Publie le mercredi 11 juillet 2018

Permettre à la sculpture de sortir des sentiers battus pour épouser l’ère de la technologie est la priorité du jeune sculpteur ivoirien Appo K. Kra Emmanuel. Pour lui, il n’ est point question que l’art reste en marche de l’évolution technologique. C’est à juste titre qu’il se fait le promoteur d’ un concept innovant dénommé Sculpture Associée qui selon lui va permettre à la nouvelle génération d’artistes de naviguer avec les technologies du moment.

Une trouvaille qui permettra aux artistes de concevoir des œuvres qui épousent le beau et l’ utile. Des œuvres qui tout en gardant leur principe de base peuvent contribuer à améliorer notre quotidien.

C’est un artiste très engagé que nous avons rencontré pour un éclairage sur la Sculpture Associée.

Peux-tu te présenter aux lecteurs ?

Je suis Appo Koffi Kra Emmanuel alias Fils noir  héritier, sculpteur de la nouvelle génération.
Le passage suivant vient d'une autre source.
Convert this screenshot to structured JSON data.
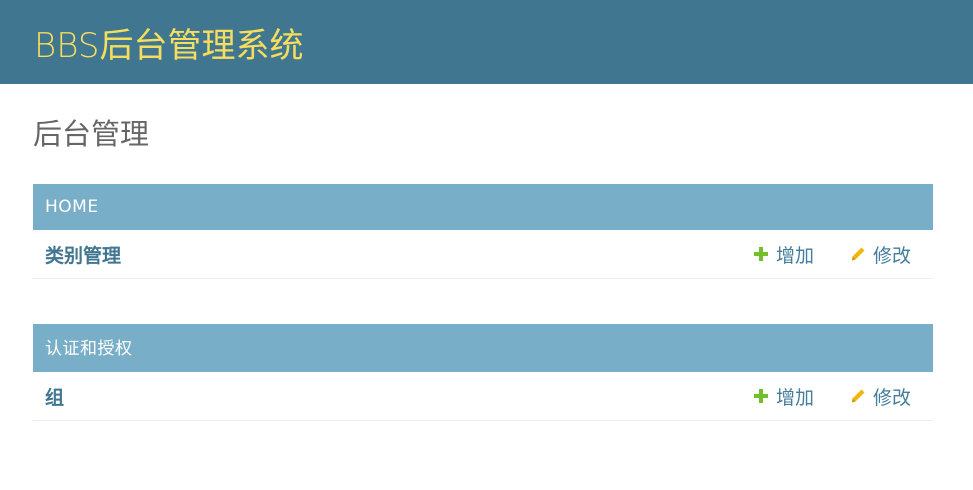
{
  "header": {
    "site_title": "BBS后台管理系统"
  },
  "page": {
    "title": "后台管理"
  },
  "modules": [
    {
      "caption": "HOME",
      "models": [
        {
          "name": "类别管理",
          "add_label": "增加",
          "change_label": "修改"
        }
      ]
    },
    {
      "caption": "认证和授权",
      "models": [
        {
          "name": "组",
          "add_label": "增加",
          "change_label": "修改"
        }
      ]
    }
  ],
  "colors": {
    "header_bg": "#417690",
    "site_title": "#f5dd5d",
    "caption_bg": "#79aec8",
    "link": "#417690",
    "add_icon": "#70bf2b",
    "change_icon": "#efb80b"
  },
  "icons": {
    "add": "plus-icon",
    "change": "pencil-icon"
  }
}
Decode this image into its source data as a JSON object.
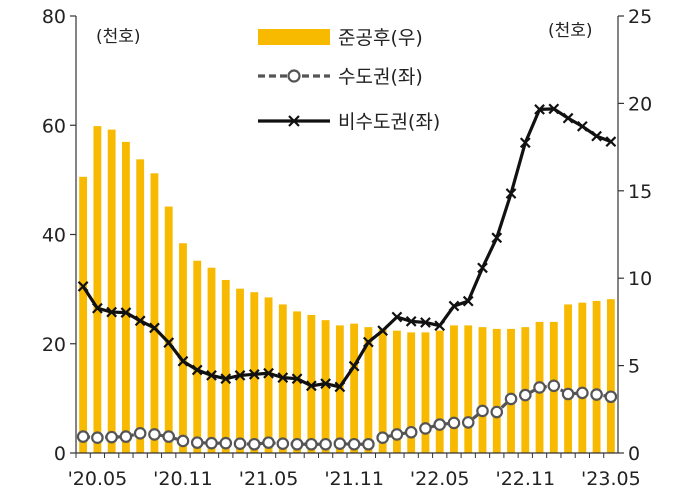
{
  "chart_data": {
    "type": "bar",
    "x": [
      "2020-04",
      "2020-05",
      "2020-06",
      "2020-07",
      "2020-08",
      "2020-09",
      "2020-10",
      "2020-11",
      "2020-12",
      "2021-01",
      "2021-02",
      "2021-03",
      "2021-04",
      "2021-05",
      "2021-06",
      "2021-07",
      "2021-08",
      "2021-09",
      "2021-10",
      "2021-11",
      "2021-12",
      "2022-01",
      "2022-02",
      "2022-03",
      "2022-04",
      "2022-05",
      "2022-06",
      "2022-07",
      "2022-08",
      "2022-09",
      "2022-10",
      "2022-11",
      "2022-12",
      "2023-01",
      "2023-02",
      "2023-03",
      "2023-04",
      "2023-05"
    ],
    "x_tick_labels": [
      "'20.05",
      "'20.11",
      "'21.05",
      "'21.11",
      "'22.05",
      "'22.11",
      "'23.05"
    ],
    "left_unit_label": "(천호)",
    "right_unit_label": "(천호)",
    "left_axis": {
      "ylim": [
        0,
        80
      ],
      "ticks": [
        "0",
        "20",
        "40",
        "60",
        "80"
      ]
    },
    "right_axis": {
      "ylim": [
        0,
        25
      ],
      "ticks": [
        "0",
        "5",
        "10",
        "15",
        "20",
        "25"
      ]
    },
    "legend_position": "top-center",
    "series": [
      {
        "name": "준공후(우)",
        "type": "bar",
        "axis": "right",
        "color": "#F7BA00",
        "values": [
          15.8,
          18.7,
          18.5,
          17.8,
          16.8,
          16.0,
          14.1,
          12.0,
          11.0,
          10.6,
          9.9,
          9.4,
          9.2,
          8.9,
          8.5,
          8.1,
          7.9,
          7.6,
          7.3,
          7.4,
          7.2,
          7.1,
          7.0,
          6.9,
          6.9,
          7.0,
          7.3,
          7.3,
          7.2,
          7.1,
          7.1,
          7.2,
          7.5,
          7.5,
          8.5,
          8.6,
          8.7,
          8.8
        ]
      },
      {
        "name": "수도권(좌)",
        "type": "line",
        "axis": "left",
        "color": "#555555",
        "marker": "circle",
        "dash": true,
        "values": [
          3.0,
          2.8,
          2.9,
          3.0,
          3.6,
          3.4,
          3.0,
          2.2,
          1.9,
          1.8,
          1.8,
          1.7,
          1.6,
          1.9,
          1.7,
          1.6,
          1.6,
          1.6,
          1.7,
          1.6,
          1.6,
          2.8,
          3.4,
          3.8,
          4.5,
          5.2,
          5.5,
          5.6,
          7.7,
          7.5,
          9.9,
          10.6,
          12.0,
          12.3,
          10.8,
          11.0,
          10.7,
          10.3
        ]
      },
      {
        "name": "비수도권(좌)",
        "type": "line",
        "axis": "left",
        "color": "#111111",
        "marker": "x",
        "dash": false,
        "values": [
          30.5,
          26.5,
          25.8,
          25.7,
          24.2,
          22.9,
          20.2,
          16.8,
          15.2,
          14.2,
          13.6,
          14.2,
          14.4,
          14.6,
          13.8,
          13.6,
          12.3,
          12.7,
          12.1,
          15.9,
          20.3,
          22.4,
          24.9,
          24.1,
          23.9,
          23.3,
          26.9,
          27.8,
          33.9,
          39.4,
          47.5,
          56.8,
          62.9,
          63.0,
          61.3,
          59.8,
          58.0,
          57.0
        ]
      }
    ]
  }
}
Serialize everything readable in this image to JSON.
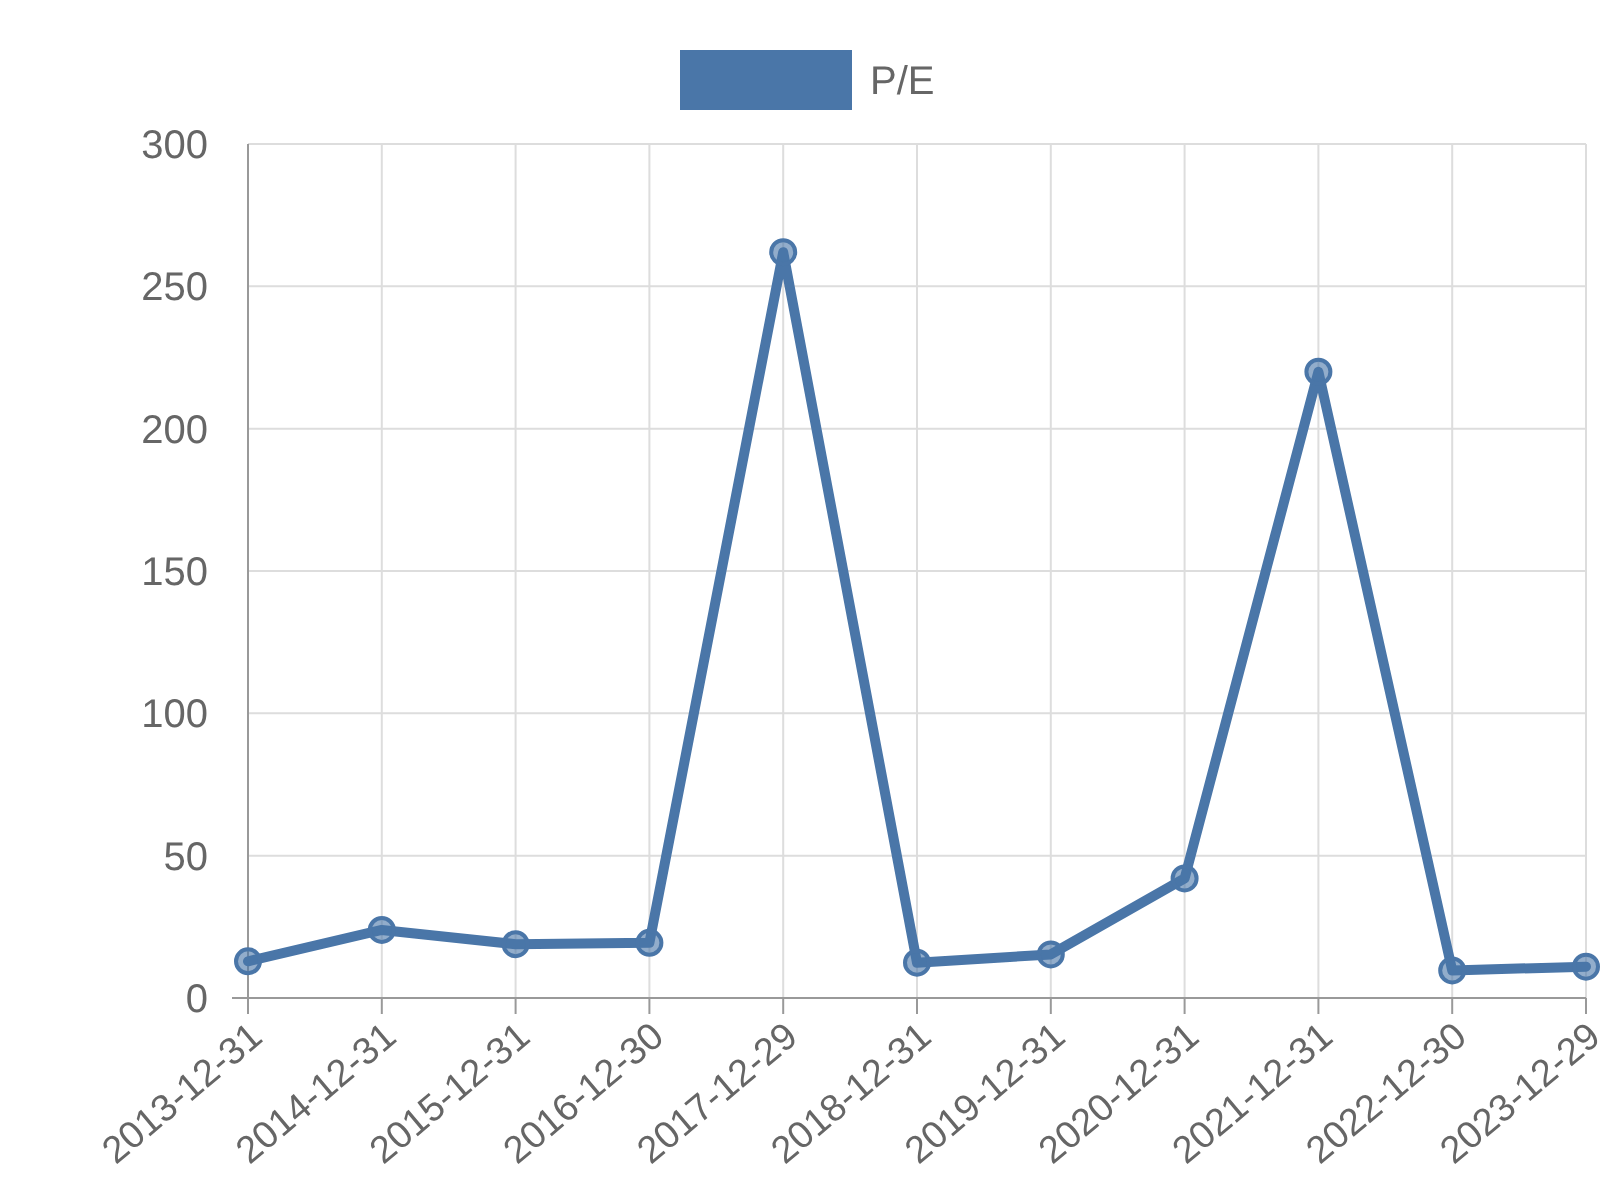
{
  "chart_data": {
    "type": "line",
    "categories": [
      "2013-12-31",
      "2014-12-31",
      "2015-12-31",
      "2016-12-30",
      "2017-12-29",
      "2018-12-31",
      "2019-12-31",
      "2020-12-31",
      "2021-12-31",
      "2022-12-30",
      "2023-12-29"
    ],
    "series": [
      {
        "name": "P/E",
        "color": "#4a76a8",
        "values": [
          12.9,
          23.9,
          18.9,
          19.4,
          262,
          12.4,
          15.3,
          42,
          220,
          9.7,
          11
        ]
      }
    ],
    "ylim": [
      0,
      300
    ],
    "yticks": [
      0,
      50,
      100,
      150,
      200,
      250,
      300
    ],
    "grid": true,
    "legend": "top",
    "marker": "circle",
    "line_style": "solid"
  }
}
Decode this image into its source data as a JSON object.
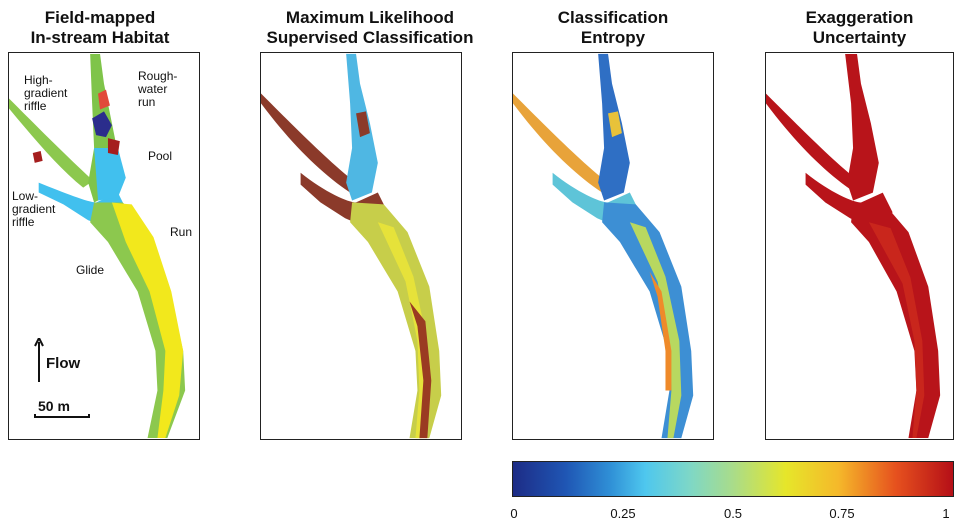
{
  "titles": {
    "p1": [
      "Field-mapped",
      "In-stream Habitat"
    ],
    "p2": [
      "Maximum Likelihood",
      "Supervised Classification"
    ],
    "p3": [
      "Classification",
      "Entropy"
    ],
    "p4": [
      "Exaggeration",
      "Uncertainty"
    ]
  },
  "labels": {
    "high_gradient_riffle": [
      "High-",
      "gradient",
      "riffle"
    ],
    "rough_water_run": [
      "Rough-",
      "water",
      "run"
    ],
    "pool": "Pool",
    "low_gradient_riffle": [
      "Low-",
      "gradient",
      "riffle"
    ],
    "run": "Run",
    "glide": "Glide",
    "flow": "Flow",
    "scale": "50 m"
  },
  "colorbar": {
    "ticks": [
      "0",
      "0.25",
      "0.5",
      "0.75",
      "1"
    ],
    "colors": [
      "#1d2c86",
      "#2f8fd6",
      "#4ec7ee",
      "#a9dc8a",
      "#e6e62a",
      "#f5b82a",
      "#e6511e",
      "#b50f17"
    ]
  }
}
J’ai suivi une formation en sculpture pendant 5 ans à l’ Institut National Supérieur des Arts et de l’ Action Culturelle d’ Abidjan ( INSAAC ). Mes formateurs sont les maîtres Koffi Donkor, Ayebi Kouao Réné, Sossa Kouassi et Robert Jem’s Koko Bi. J’ai soutenu en juillet 2014 le diplôme de Master. Major dans ma spécialité, je me suis lancé le défi de donner une orientation à la sculpture en me focalisant sur l’évolution technologique. Car pour moi cela devrait marquer le point de départ d’une une nouvelle génération de sculpteurs.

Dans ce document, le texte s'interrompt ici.